Most triple stores I just read about are stated to become scalable close to .5 billion triples.

I'm interested to understand if people think there's a theoretical reason to why they need to come with an maximum, and whether you realize associated with a particular ways to ensure they are more scalable.

I'm curious to understand if existing triple stores do such things as this:

  • Represent URIs with integers
  • Integers so as
  • Search the integers rather than the URIs that we would imagine should be faster (since you can do such things as a binary search etc.)

    Ideas ...

  • Just to get at 500million a triple store needs to do all that and much more. I've spent many years focusing on a triple store implementation, and I will tell you that breaking 1 billion triples isn't as simple as it might appear.
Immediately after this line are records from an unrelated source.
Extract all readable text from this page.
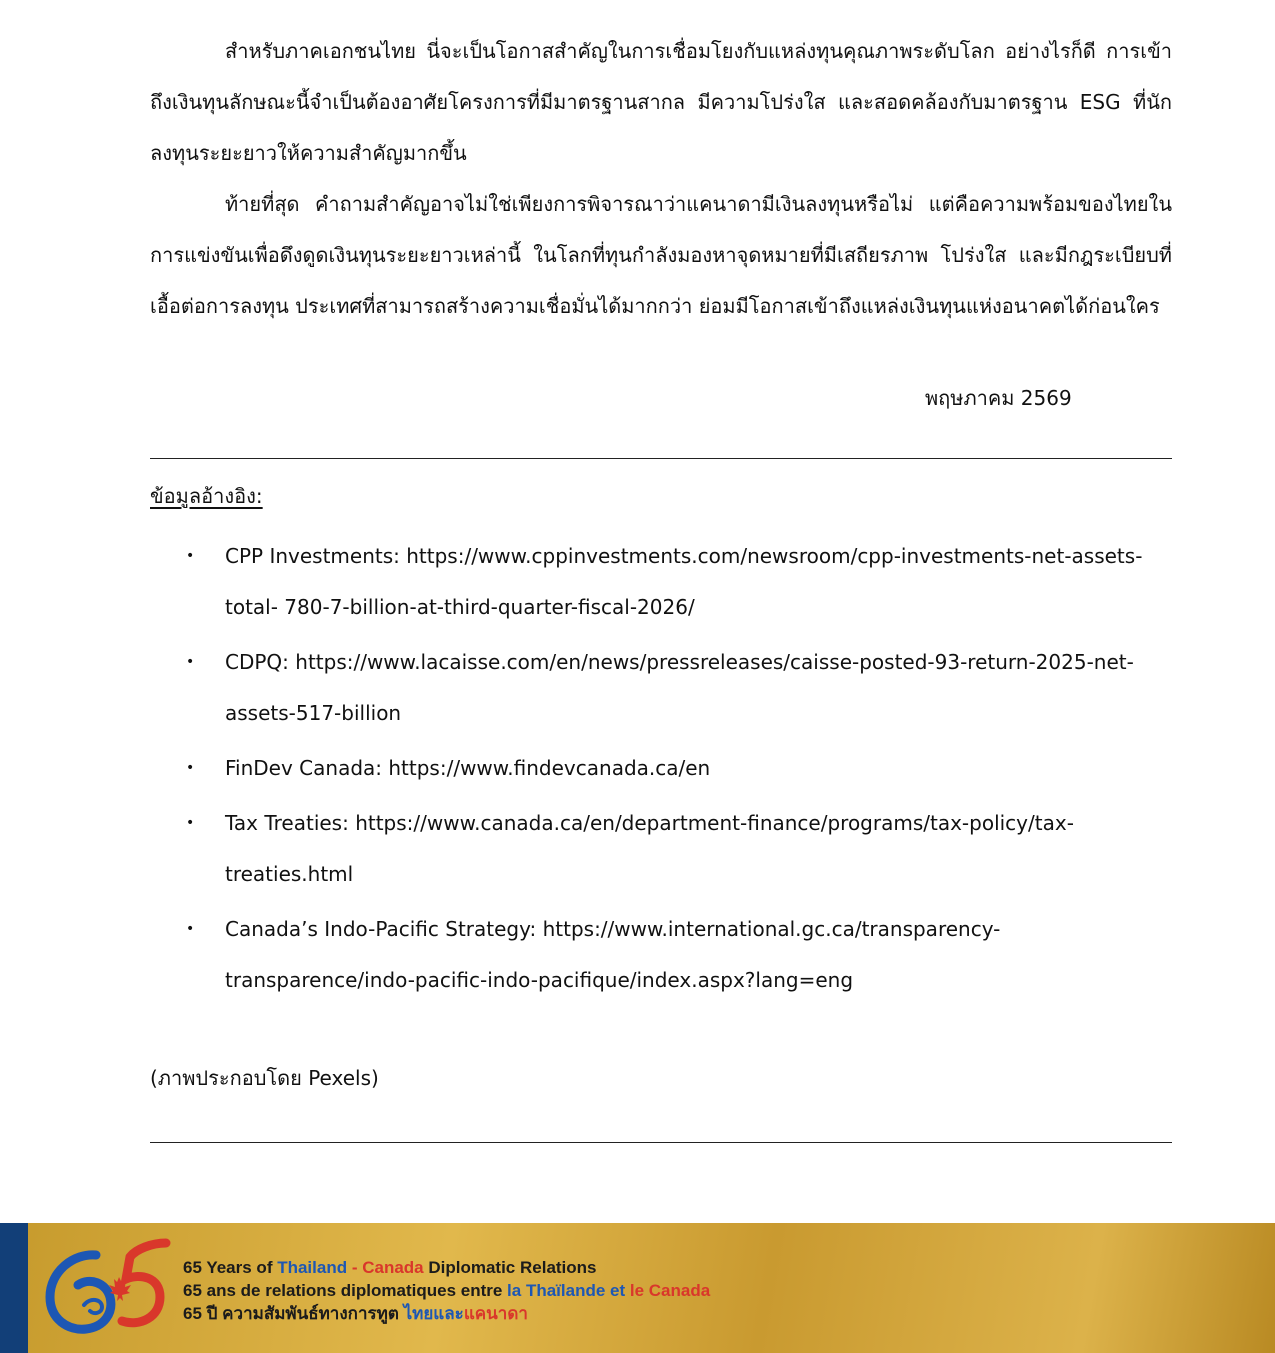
สำหรับภาคเอกชนไทย นี่จะเป็นโอกาสสำคัญในการเชื่อมโยงกับแหล่งทุนคุณภาพระดับโลก อย่างไรก็ดี การเข้าถึงเงินทุนลักษณะนี้จำเป็นต้องอาศัยโครงการที่มีมาตรฐานสากล มีความโปร่งใส และสอดคล้องกับมาตรฐาน ESG ที่นักลงทุนระยะยาวให้ความสำคัญมากขึ้น

ท้ายที่สุด คำถามสำคัญอาจไม่ใช่เพียงการพิจารณาว่าแคนาดามีเงินลงทุนหรือไม่ แต่คือความพร้อมของไทยในการแข่งขันเพื่อดึงดูดเงินทุนระยะยาวเหล่านี้ ในโลกที่ทุนกำลังมองหาจุดหมายที่มีเสถียรภาพ โปร่งใส และมีกฎระเบียบที่เอื้อต่อการลงทุน ประเทศที่สามารถสร้างความเชื่อมั่นได้มากกว่า ย่อมมีโอกาสเข้าถึงแหล่งเงินทุนแห่งอนาคตได้ก่อนใคร

พฤษภาคม 2569
ข้อมูลอ้างอิง:
• CPP Investments: https://www.cppinvestments.com/newsroom/cpp-investments-net-assets-total- 780-7-billion-at-third-quarter-fiscal-2026/
• CDPQ: https://www.lacaisse.com/en/news/pressreleases/caisse-posted-93-return-2025-net-assets-517-billion
• FinDev Canada: https://www.findevcanada.ca/en
• Tax Treaties: https://www.canada.ca/en/department-finance/programs/tax-policy/tax-treaties.html
• Canada’s Indo-Pacific Strategy: https://www.international.gc.ca/transparency-transparence/indo-pacific-indo-pacifique/index.aspx?lang=eng
(ภาพประกอบโดย Pexels)
65 Years of Thailand - Canada Diplomatic Relations
65 ans de relations diplomatiques entre la Thaïlande et le Canada
65 ปี ความสัมพันธ์ทางการทูต ไทยและแคนาดา
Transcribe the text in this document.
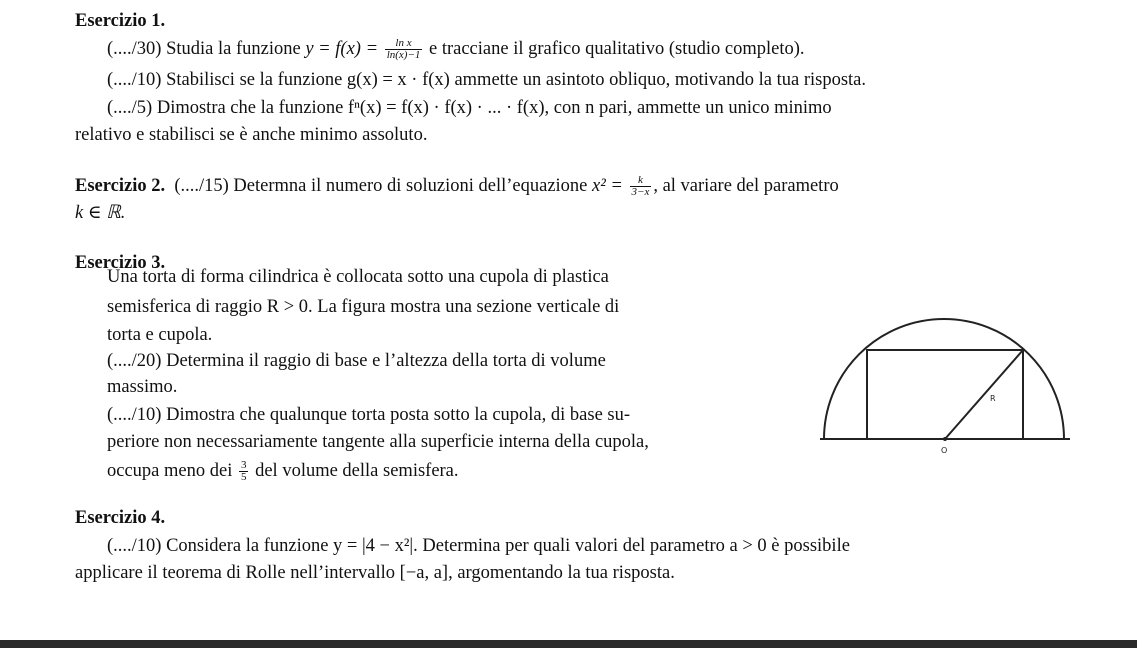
Esercizio 1.
(..../30) Studia la funzione $y = f(x) = \frac{\text{ln x}}{\ln(x)-1}$ e tracciane il grafico qualitativo (studio completo).
(..../10) Stabilisci se la funzione g(x) = x · f(x) ammette un asintoto obliquo, motivando la tua risposta.
(..../5) Dimostra che la funzione fⁿ(x) = f(x) · f(x) · ... · f(x), con n pari, ammette un unico minimo
relativo e stabilisci se è anche minimo assoluto.
Esercizio 2. (..../15) Determna il numero di soluzioni dell’equazione $x^2 = \frac{k}{3-x}$ , al variare del parametro
k ∈ ℝ.
Esercizio 3.
Una torta di forma cilindrica è collocata sotto una cupola di plastica
semisferica di raggio R > 0. La figura mostra una sezione verticale di
torta e cupola.
(..../20) Determina il raggio di base e l’altezza della torta di volume
massimo.
(..../10) Dimostra che qualunque torta posta sotto la cupola, di base su-
periore non necessariamente tangente alla superficie interna della cupola,
occupa meno dei $\frac{3}{5}$ del volume della semisfera.
R
O
Esercizio 4.
(..../10) Considera la funzione y = |4 − x²|. Determina per quali valori del parametro a > 0 è possibile
applicare il teorema di Rolle nell’intervallo [−a, a], argomentando la tua risposta.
    However , many rdf queries are second or 3rd order (and greater-orders are not even close to uncommon). What this means is that you're not only querying some organizations, but concurrently the information concerning the group of organizations data concerning the organizations schemas data explaining the schema language accustomed to describe the organizations schemas.

    All this without the constraints open to a relational database to let it make presumptions concerning the form of this data/metadata/metametadata/etc.

    You will find methods for getting beyond 500 million, but they're not even close to trivial, and also the low hanging fruit (ie. the approaches you've pointed out) were needed just to get at where we're now.

    That being stated, the versatility supplied by an rdf-store, coupled with a denotational semantic available via its interpretation in Description Logics, causes it to be all useful.